When it came time to storyboard, we turned to Nano Banana 2 for image generation. Instead of spending weeks sketching out scenes, the team could generate hyper-realistic concept art in seconds.
This allowed a large team of artists to ideate, prototype, and deliver finished assets across skill sets, film scenes, and time zones. The visual transition from a 1998 garage to a glowing, futuristic AI data center presented a particular creative opportunity to experiment with the latest in Veo technology and deliver a dynamic “wow” moment to open the show that wouldn’t just bring Google’s story to life but also make the technology itself come alive.
Here is an example of a prompt our team used to lock in the opening shot:
A medium-wide shot of an open-bay, light beige garage with a flat trimmed roof. The garage interior, illuminated by warm golden hour sunlight from the right, reveals a creative home studio featuring a ping-pong table and an old CRT monitor on the left, and walls covered in framed art, tech posters, and a detailed whiteboard. The right side has an acoustic guitar, a white PC tower, an audio amp, a huge LEGO tower, and a tall white cabinet.
Nano Banana 2 also helped the team establish a consistent visual language that would guide the rest of the production.
Generating the final cut with Veo 3.1
Once the storyboards were locked, we moved into production using Veo 3.1, our most advanced video generation model.
Traditional production for a CGI-heavy, era-spanning music video of this caliber would typically take months of rendering, animating, and editing. With Veo 3.1, we flattened the production cycle significantly. Then, using Nodey — Magnopus’s unified production canvas built on Gemini Enterprise Agent Platform — the team was able to guide camera movements, transitions, and the evolution of the environment.

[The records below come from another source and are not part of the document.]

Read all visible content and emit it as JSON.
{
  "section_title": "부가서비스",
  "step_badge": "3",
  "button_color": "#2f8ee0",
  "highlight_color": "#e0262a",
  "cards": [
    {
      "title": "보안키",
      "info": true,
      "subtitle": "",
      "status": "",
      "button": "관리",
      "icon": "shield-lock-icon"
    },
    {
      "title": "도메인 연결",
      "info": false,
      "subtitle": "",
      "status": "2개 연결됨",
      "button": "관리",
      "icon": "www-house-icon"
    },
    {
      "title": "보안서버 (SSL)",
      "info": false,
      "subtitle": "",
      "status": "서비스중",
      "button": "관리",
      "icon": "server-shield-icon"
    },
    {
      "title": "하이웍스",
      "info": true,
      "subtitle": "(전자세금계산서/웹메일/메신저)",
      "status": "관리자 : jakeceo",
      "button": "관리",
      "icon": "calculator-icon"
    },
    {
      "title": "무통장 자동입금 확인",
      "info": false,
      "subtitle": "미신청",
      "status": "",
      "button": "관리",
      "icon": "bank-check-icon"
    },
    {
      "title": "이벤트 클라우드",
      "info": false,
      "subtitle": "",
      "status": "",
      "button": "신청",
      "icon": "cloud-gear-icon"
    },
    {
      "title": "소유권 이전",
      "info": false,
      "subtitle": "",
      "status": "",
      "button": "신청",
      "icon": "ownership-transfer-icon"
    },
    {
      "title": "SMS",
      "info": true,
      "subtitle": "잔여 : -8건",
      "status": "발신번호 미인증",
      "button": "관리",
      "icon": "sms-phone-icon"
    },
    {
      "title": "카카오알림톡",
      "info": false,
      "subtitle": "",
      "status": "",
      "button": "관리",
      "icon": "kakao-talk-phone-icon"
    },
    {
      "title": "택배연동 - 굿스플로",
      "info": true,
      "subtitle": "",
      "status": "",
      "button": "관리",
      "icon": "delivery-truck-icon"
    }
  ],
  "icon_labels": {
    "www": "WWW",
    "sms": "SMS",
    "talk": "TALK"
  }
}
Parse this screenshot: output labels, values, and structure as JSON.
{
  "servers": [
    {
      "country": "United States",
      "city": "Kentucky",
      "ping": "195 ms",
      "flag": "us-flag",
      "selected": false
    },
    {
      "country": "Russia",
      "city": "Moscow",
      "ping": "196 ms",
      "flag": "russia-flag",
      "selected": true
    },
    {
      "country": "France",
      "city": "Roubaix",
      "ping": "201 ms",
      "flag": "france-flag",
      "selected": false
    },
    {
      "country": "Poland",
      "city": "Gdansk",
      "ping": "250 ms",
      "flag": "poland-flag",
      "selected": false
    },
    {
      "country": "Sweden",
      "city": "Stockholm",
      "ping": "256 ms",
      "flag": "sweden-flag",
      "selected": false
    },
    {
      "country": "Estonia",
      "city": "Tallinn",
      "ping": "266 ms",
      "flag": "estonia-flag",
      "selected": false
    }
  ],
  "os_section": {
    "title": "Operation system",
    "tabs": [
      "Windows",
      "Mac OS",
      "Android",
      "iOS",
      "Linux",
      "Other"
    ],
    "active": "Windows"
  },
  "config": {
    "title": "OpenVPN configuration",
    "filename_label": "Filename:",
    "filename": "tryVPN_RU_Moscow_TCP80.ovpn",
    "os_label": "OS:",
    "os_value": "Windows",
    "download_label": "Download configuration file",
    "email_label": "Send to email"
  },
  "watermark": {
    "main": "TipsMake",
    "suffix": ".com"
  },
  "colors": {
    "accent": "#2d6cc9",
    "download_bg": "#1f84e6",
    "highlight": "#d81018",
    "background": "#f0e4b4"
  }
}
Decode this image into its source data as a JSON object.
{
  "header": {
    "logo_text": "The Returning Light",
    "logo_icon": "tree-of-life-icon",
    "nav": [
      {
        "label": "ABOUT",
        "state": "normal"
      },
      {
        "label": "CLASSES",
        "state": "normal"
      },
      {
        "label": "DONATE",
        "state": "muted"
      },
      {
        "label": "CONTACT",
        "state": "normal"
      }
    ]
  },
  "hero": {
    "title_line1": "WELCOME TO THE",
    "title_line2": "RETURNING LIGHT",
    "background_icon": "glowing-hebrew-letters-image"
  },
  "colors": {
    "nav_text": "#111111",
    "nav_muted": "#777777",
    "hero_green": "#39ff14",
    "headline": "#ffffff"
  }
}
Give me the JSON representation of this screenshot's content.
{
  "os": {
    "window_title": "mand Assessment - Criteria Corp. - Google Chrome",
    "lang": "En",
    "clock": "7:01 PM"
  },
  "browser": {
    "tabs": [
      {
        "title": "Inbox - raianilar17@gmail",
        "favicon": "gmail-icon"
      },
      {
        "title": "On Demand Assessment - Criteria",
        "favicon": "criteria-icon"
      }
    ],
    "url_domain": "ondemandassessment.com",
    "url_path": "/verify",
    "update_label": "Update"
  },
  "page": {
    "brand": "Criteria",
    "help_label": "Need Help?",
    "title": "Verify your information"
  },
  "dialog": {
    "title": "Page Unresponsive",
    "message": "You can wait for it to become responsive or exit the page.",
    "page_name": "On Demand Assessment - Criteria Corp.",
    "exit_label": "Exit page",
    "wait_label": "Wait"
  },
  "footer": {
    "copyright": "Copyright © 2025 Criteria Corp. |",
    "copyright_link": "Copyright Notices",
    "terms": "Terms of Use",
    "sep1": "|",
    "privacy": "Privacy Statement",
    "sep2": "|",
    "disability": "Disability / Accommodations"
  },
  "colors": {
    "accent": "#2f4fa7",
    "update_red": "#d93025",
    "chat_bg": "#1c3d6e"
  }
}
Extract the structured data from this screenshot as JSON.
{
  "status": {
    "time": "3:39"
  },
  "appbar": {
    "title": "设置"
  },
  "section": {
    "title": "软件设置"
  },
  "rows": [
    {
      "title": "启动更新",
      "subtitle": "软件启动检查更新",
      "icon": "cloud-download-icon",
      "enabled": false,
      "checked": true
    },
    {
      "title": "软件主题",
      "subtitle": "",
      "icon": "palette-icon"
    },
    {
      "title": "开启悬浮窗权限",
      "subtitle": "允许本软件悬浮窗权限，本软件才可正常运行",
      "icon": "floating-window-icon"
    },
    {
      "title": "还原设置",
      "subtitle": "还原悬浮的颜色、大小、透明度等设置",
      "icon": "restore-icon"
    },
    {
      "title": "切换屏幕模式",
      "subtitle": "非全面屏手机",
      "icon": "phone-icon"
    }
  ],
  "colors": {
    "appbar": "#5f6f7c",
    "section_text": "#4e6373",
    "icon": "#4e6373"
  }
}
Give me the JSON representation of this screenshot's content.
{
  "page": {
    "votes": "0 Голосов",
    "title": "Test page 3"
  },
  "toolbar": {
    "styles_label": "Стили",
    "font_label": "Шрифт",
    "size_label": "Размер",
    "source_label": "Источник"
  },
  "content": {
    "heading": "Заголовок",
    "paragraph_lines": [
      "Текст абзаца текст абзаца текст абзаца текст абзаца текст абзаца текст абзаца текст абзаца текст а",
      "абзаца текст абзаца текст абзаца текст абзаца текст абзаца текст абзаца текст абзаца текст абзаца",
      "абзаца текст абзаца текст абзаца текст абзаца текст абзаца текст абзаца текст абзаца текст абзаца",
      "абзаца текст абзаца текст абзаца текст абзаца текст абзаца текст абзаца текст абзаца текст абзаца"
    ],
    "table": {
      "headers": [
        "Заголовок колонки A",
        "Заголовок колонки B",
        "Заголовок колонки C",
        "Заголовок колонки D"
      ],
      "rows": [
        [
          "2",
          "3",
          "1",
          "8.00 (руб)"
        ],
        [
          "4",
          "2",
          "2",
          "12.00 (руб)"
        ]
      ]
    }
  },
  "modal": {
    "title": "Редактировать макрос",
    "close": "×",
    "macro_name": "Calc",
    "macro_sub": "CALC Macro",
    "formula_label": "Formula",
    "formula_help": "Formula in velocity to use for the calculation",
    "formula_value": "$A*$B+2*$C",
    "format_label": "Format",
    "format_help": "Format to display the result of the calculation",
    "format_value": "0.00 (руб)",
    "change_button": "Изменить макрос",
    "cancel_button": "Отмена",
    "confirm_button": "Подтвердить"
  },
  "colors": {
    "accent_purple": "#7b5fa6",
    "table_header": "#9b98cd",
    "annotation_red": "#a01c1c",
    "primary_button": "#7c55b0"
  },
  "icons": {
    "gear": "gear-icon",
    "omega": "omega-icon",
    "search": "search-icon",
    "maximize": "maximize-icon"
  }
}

With the help of AI, we could quickly identify images to represent dozens of our customers to feature.
Here is the prompt we used to create the climactic transition into the AI era:
Stop-motion animation with high-detail cardboard textures. The sedan enters from screen left and travels exclusively toward screen right. The car performs an abrupt, high-inertia stop. The rear wheels lift into the air briefly due to momentum before slamming back down. The trunk hatch opens naturally. The colorful server tower hops out from the trunk and lands perfectly upright.
From the initial concept in the Agent Platform to the final, high-definition render, we delivered this opening video in record time.
Putting Google’s research into action
To push the creative boundaries of the keynote video, we leaned into our close partnership with Google DeepMind.
We utilized GDM's world model, Genie 3, to generate dynamic, interactive environments inspired by our customers' ideas, as explored in concepts like the "Genie Carpet" and "Awaken Dreams" experiences for Google Cloud Next.




A place to rev up our dreams...
Furthermore, to achieve the highest visual fidelity, we successfully leveraged an experimental super-resolution (dubbed "superes") model from GDM's internal research, pushing the final video outputs all the way to a stunning 11k resolution.
What Will You Build Next?
The opening film is a celebration of the journey we’ve all been on. We went from a single server rack built out of Lego bricks to a globally distributed cloud architecture that empowers millions of developers, creators, and enterprises.
The barrier to entry for world-changing innovation has never been lower. By giving customers access to the same TPUs, agentic platforms, and generative models that power Google, we aren't just giving you a set of tools — we're hoping everyone feels they have a bigger garage to build from. We can’t wait to see what you build in it.